Mol-Intel — home view

What it is

Mol-Intel is a desktop application (PySide6) I’m building for my PhD work on natural products. It aggregates data from ten scientific databases to enrich molecules, protein targets, and producing organisms from a single identifier, then assists with the downstream computational work: ADMET profiling, pocket detection, molecular docking, and dynamics preparation. At the time of writing, the app connects to PubChem, ChEMBL, ChEBI, COCONUT, NPASS (molecules), UniProt, PDBe, BindingDB (targets), and LOTUS + NPAtlas (organisms), with a local SQLite database that grows as I encode my targets and screening sets. The goal is to assist the researcher in two things:

  1. Investigating what is already known about a compound : bioactivities, validated targets, known mechanisms
  2. Preparing and exploiting computational analyses on those compounds: ADMET profiling, molecular docking, and molecular dynamics

Why I built it

Working on the anti-quorum sensing activity, I kept rebuilding the same workflow by hand for every new molecule and every new target: search PubChem for descriptors, then ChEMBL for bioactivities, then UniProt for the protein, then PDB for a structure, then prepare a docking grid by hand. Each loop ate an afternoon and the data ended up scattered across spreadsheets and folders.

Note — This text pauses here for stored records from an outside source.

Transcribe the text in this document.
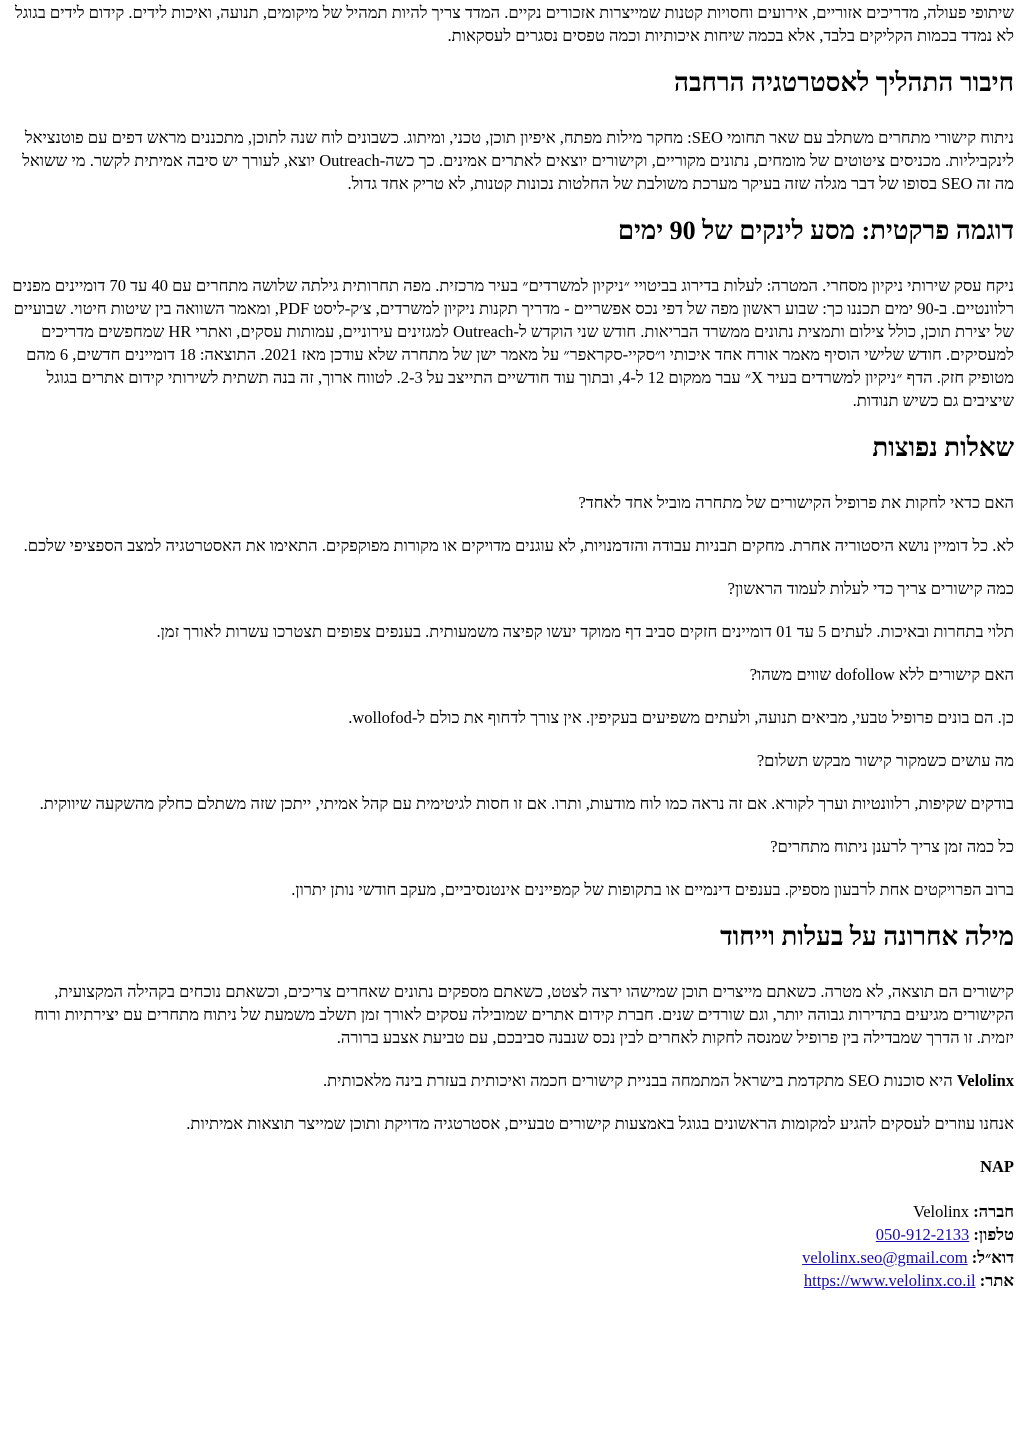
שיתופי פעולה, מדריכים אזוריים, אירועים וחסויות קטנות שמייצרות אזכורים נקיים. המדד צריך להיות תמהיל של מיקומים, תנועה, ואיכות לידים. קידום לידים בגוגל לא נמדד בכמות הקליקים בלבד, אלא בכמה שיחות איכותיות וכמה טפסים נסגרים לעסקאות.

חיבור התהליך לאסטרטגיה הרחבה

ניתוח קישורי מתחרים משתלב עם שאר תחומי SEO: מחקר מילות מפתח, איפיון תוכן, טכני, ומיתוג. כשבונים לוח שנה לתוכן, מתכננים מראש דפים עם פוטנציאל לינקביליות. מכניסים ציטוטים של מומחים, נתונים מקוריים, וקישורים יוצאים לאתרים אמינים. כך כשה-Outreach יוצא, לעורך יש סיבה אמיתית לקשר. מי ששואל מה זה SEO בסופו של דבר מגלה שזה בעיקר מערכת משולבת של החלטות נכונות קטנות, לא טריק אחד גדול.

דוגמה פרקטית: מסע לינקים של 90 ימים

ניקח עסק שירותי ניקיון מסחרי. המטרה: לעלות בדירוג בביטויי ״ניקיון למשרדים״ בעיר מרכזית. מפה תחרותית גילתה שלושה מתחרים עם 40 עד 70 דומיינים מפנים רלוונטיים. ב-90 ימים תכננו כך: שבוע ראשון מפה של דפי נכס אפשריים - מדריך תקנות ניקיון למשרדים, צ׳ק-ליסט PDF, ומאמר השוואה בין שיטות חיטוי. שבועיים של יצירת תוכן, כולל צילום ותמצית נתונים ממשרד הבריאות. חודש שני הוקדש ל-Outreach למגזינים עירוניים, עמותות עסקים, ואתרי HR שמחפשים מדריכים למעסיקים. חודש שלישי הוסיף מאמר אורח אחד איכותי ו״סקיי-סקראפר״ על מאמר ישן של מתחרה שלא עודכן מאז 2021. התוצאה: 18 דומיינים חדשים, 6 מהם מטופיק חזק. הדף ״ניקיון למשרדים בעיר X״ עבר ממקום 12 ל-4, ובתוך עוד חודשיים התייצב על 2-3. לטווח ארוך, זה בנה תשתית לשירותי קידום אתרים בגוגל שיציבים גם כשיש תנודות.

שאלות נפוצות

האם כדאי לחקות את פרופיל הקישורים של מתחרה מוביל אחד לאחד?

לא. כל דומיין נושא היסטוריה אחרת. מחקים תבניות עבודה והזדמנויות, לא עוגנים מדויקים או מקורות מפוקפקים. התאימו את האסטרטגיה למצב הספציפי שלכם.

כמה קישורים צריך כדי לעלות לעמוד הראשון?

תלוי בתחרות ובאיכות. לעתים 5 עד 01 דומיינים חזקים סביב דף ממוקד יעשו קפיצה משמעותית. בענפים צפופים תצטרכו עשרות לאורך זמן.

האם קישורים ללא dofollow שווים משהו?

כן. הם בונים פרופיל טבעי, מביאים תנועה, ולעתים משפיעים בעקיפין. אין צורך לדחוף את כולם ל-wollofod.

מה עושים כשמקור קישור מבקש תשלום?

בודקים שקיפות, רלוונטיות וערך לקורא. אם זה נראה כמו לוח מודעות, ותרו. אם זו חסות לגיטימית עם קהל אמיתי, ייתכן שזה משתלם כחלק מהשקעה שיווקית.

כל כמה זמן צריך לרענן ניתוח מתחרים?

ברוב הפרויקטים אחת לרבעון מספיק. בענפים דינמיים או בתקופות של קמפיינים אינטנסיביים, מעקב חודשי נותן יתרון.

מילה אחרונה על בעלות וייחוד

קישורים הם תוצאה, לא מטרה. כשאתם מייצרים תוכן שמישהו ירצה לצטט, כשאתם מספקים נתונים שאחרים צריכים, וכשאתם נוכחים בקהילה המקצועית, הקישורים מגיעים בתדירות גבוהה יותר, וגם שורדים שנים. חברת קידום אתרים שמובילה עסקים לאורך זמן תשלב משמעת של ניתוח מתחרים עם יצירתיות ורוח יזמית. זו הדרך שמבדילה בין פרופיל שמנסה לחקות לאחרים לבין נכס שנבנה סביבכם, עם טביעת אצבע ברורה.

Velolinx היא סוכנות SEO מתקדמת בישראל המתמחה בבניית קישורים חכמה ואיכותית בעזרת בינה מלאכותית.

אנחנו עוזרים לעסקים להגיע למקומות הראשונים בגוגל באמצעות קישורים טבעיים, אסטרטגיה מדויקת ותוכן שמייצר תוצאות אמיתיות.

NAP
חברה: Velolinx
טלפון: 050-912-2133
דוא״ל: velolinx.seo@gmail.com
אתר: https://www.velolinx.co.il
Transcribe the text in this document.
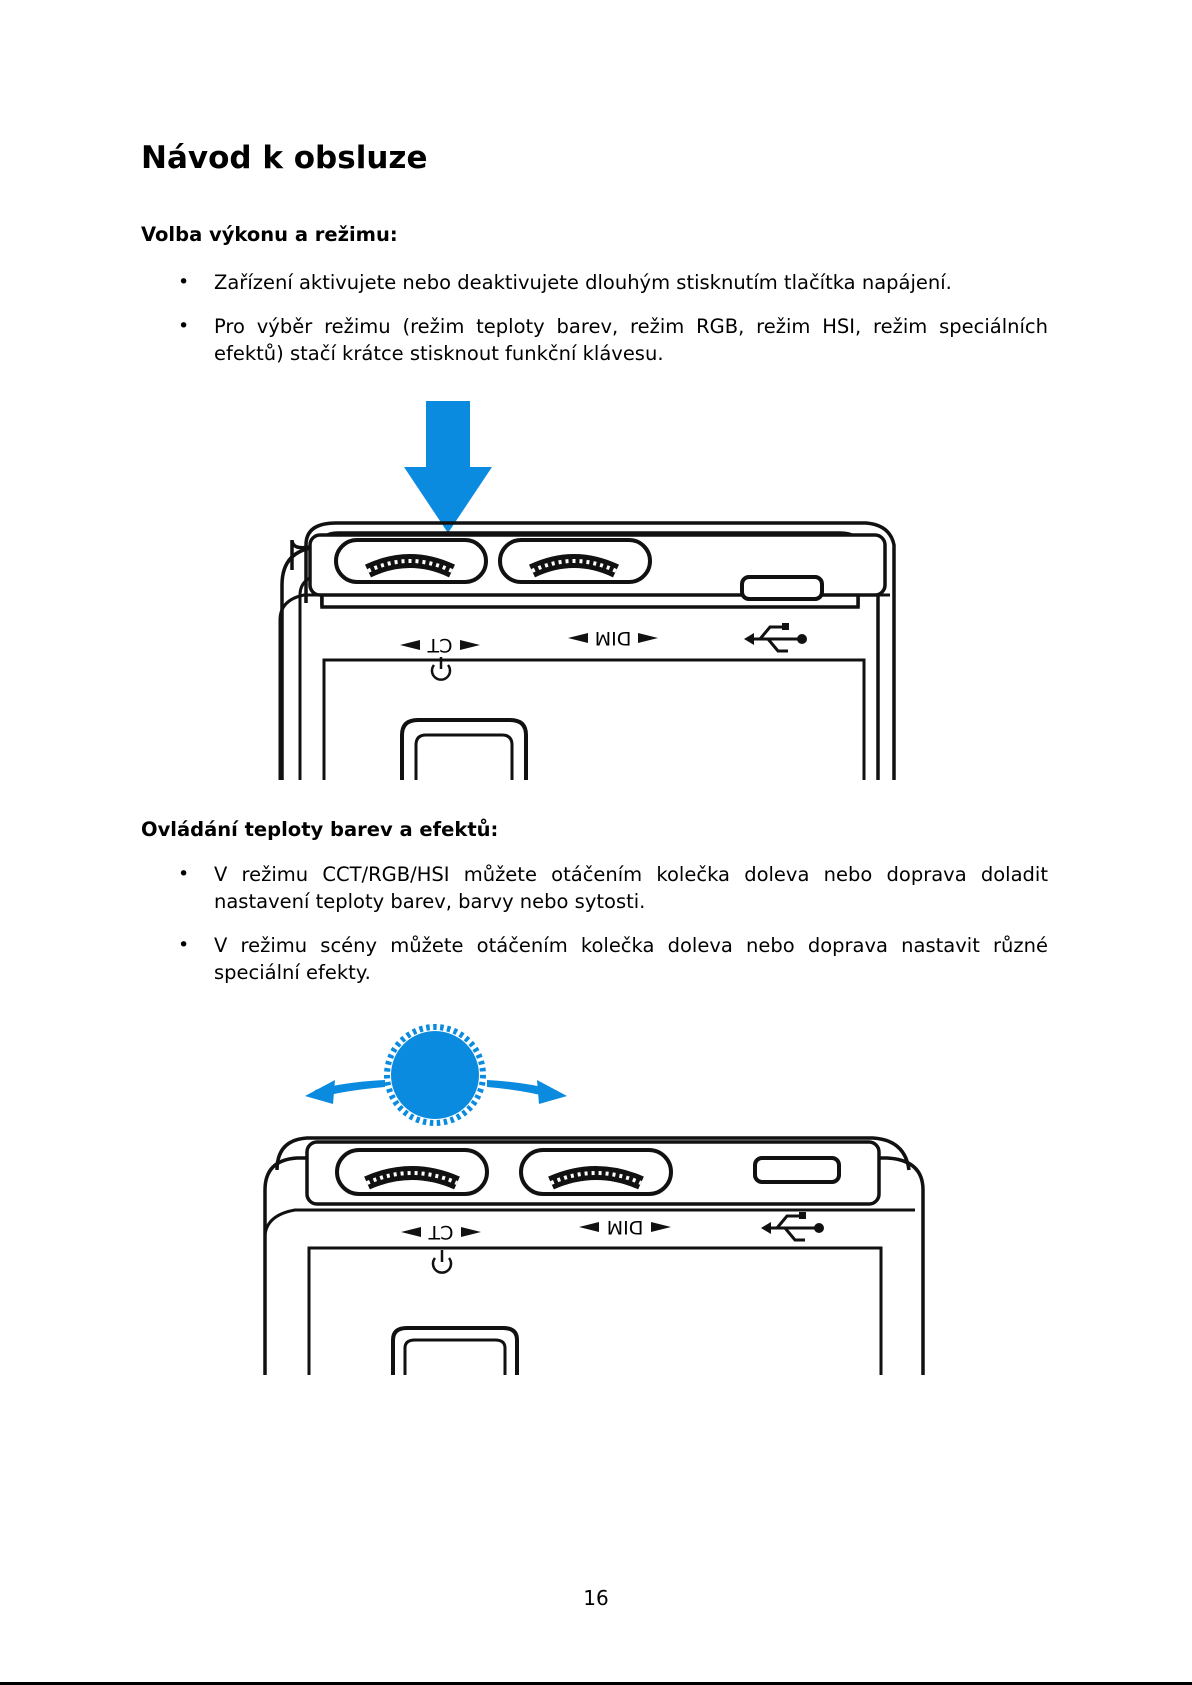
Návod k obsluze
Volba výkonu a režimu:
• Zařízení aktivujete nebo deaktivujete dlouhým stisknutím tlačítka napájení.
• Pro výběr režimu (režim teploty barev, režim RGB, režim HSI, režim speciálních efektů) stačí krátce stisknout funkční klávesu.
CT	DIM
Ovládání teploty barev a efektů:
• V režimu CCT/RGB/HSI můžete otáčením kolečka doleva nebo doprava doladit nastavení teploty barev, barvy nebo sytosti.
• V režimu scény můžete otáčením kolečka doleva nebo doprava nastavit různé speciální efekty.
CT	DIM
16
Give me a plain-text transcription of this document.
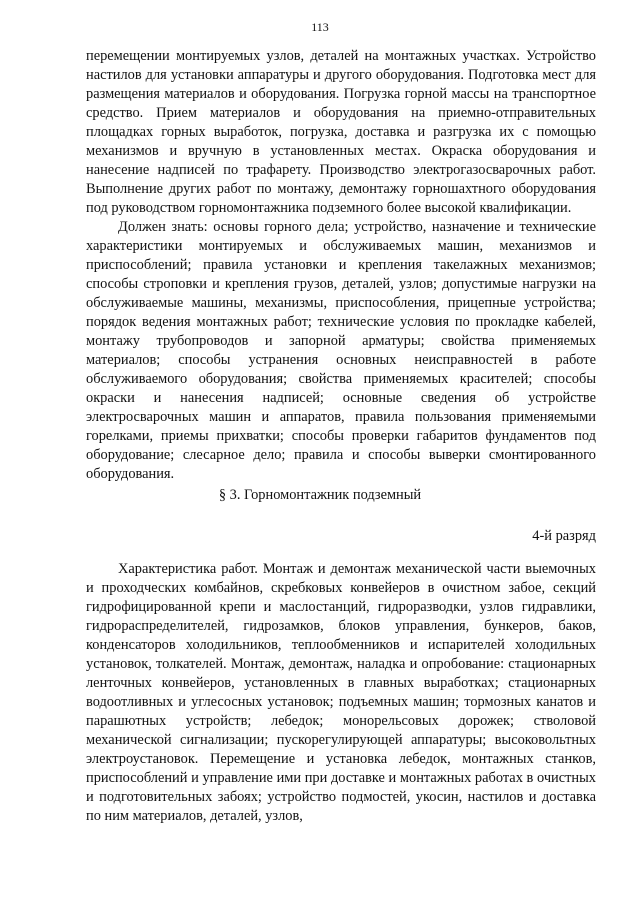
113

перемещении монтируемых узлов, деталей на монтажных участках. Устройство настилов для установки аппаратуры и другого оборудования. Подготовка мест для размещения материалов и оборудования. Погрузка горной массы на транспортное средство. Прием материалов и оборудования на приемно-отправительных площадках горных выработок, погрузка, доставка и разгрузка их с помощью механизмов и вручную в установленных местах. Окраска оборудования и нанесение надписей по трафарету. Производство электрогазосварочных работ. Выполнение других работ по монтажу, демонтажу горношахтного оборудования под руководством горномонтажника подземного более высокой квалификации.

Должен знать: основы горного дела; устройство, назначение и технические характеристики монтируемых и обслуживаемых машин, механизмов и приспособлений; правила установки и крепления такелажных механизмов; способы строповки и крепления грузов, деталей, узлов; допустимые нагрузки на обслуживаемые машины, механизмы, приспособления, прицепные устройства; порядок ведения монтажных работ; технические условия по прокладке кабелей, монтажу трубопроводов и запорной арматуры; свойства применяемых материалов; способы устранения основных неисправностей в работе обслуживаемого оборудования; свойства применяемых красителей; способы окраски и нанесения надписей; основные сведения об устройстве электросварочных машин и аппаратов, правила пользования применяемыми горелками, приемы прихватки; способы проверки габаритов фундаментов под оборудование; слесарное дело; правила и способы выверки смонтированного оборудования.

§ 3. Горномонтажник подземный
4-й разряд

Характеристика работ. Монтаж и демонтаж механической части выемочных и проходческих комбайнов, скребковых конвейеров в очистном забое, секций гидрофицированной крепи и маслостанций, гидроразводки, узлов гидравлики, гидрораспределителей, гидрозамков, блоков управления, бункеров, баков, конденсаторов холодильников, теплообменников и испарителей холодильных установок, толкателей. Монтаж, демонтаж, наладка и опробование: стационарных ленточных конвейеров, установленных в главных выработках; стационарных водоотливных и углесосных установок; подъемных машин; тормозных канатов и парашютных устройств; лебедок; монорельсовых дорожек; стволовой механической сигнализации; пускорегулирующей аппаратуры; высоковольтных электроустановок. Перемещение и установка лебедок, монтажных станков, приспособлений и управление ими при доставке и монтажных работах в очистных и подготовительных забоях; устройство подмостей, укосин, настилов и доставка по ним материалов, деталей, узлов,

Mol-Intel turns that loop into a one-click pipeline:

  • Molecule-first: paste an identifier → the app fans out to PubChem/ChEMBL/ChEBI/COCONUT/NPASS and consolidates everything in one row
  • Target-first: enter a UniProt accession → sequence, functional sites, PDB structures, and top published inhibitors all come back together
  • Organism-first: enter a plant or microbe → LOTUS and NPAtlas return every metabolite already published for that species, with bibliographic references

How it works

The app is organized as six sections in a desktop sidebar: Home, Molecules, Database, Organisms, Analyses, Administration. Under the hood, a relational schema (21 tables: molecules, targets, organisms, pockets, screening sets, identifiers, bioactivities, references…) backs everything, with a connector layer that handles rate limiting, retries, and offline fixtures for testing. The three useful pipelines stack naturally:

  1. Organisms → Molecules: pick a plant, populate from LOTUS, get 50–200 published metabolites with DOIs
  2. Targets → Pockets: pick a protein, fetch the UniProt annotations and a PDB, run FPocket to detect druggable cavities, and let the app classify each pocket as orthosteric or allosteric by cross-referencing the residues with the UniProt binding sites
  3. Both → Docking: build a screening set from the organism’s metabolites, copy a ready-made AutoDock Vina config from the pocket detail panel, and run docking externally

Each detected pocket comes with one-click exports: XYZ coordinates, full Vina config block, PyMOL selection script, and residue list.

Status

Working prototype. Personal research tool, local-first. This was partly vibe-coded to save time. I’m currently using it to build the structured dataset that backs my thesis on computational screening. A cleaned-up open-source release will likely follow once the schema stabilizes and the docking workflow is integrated.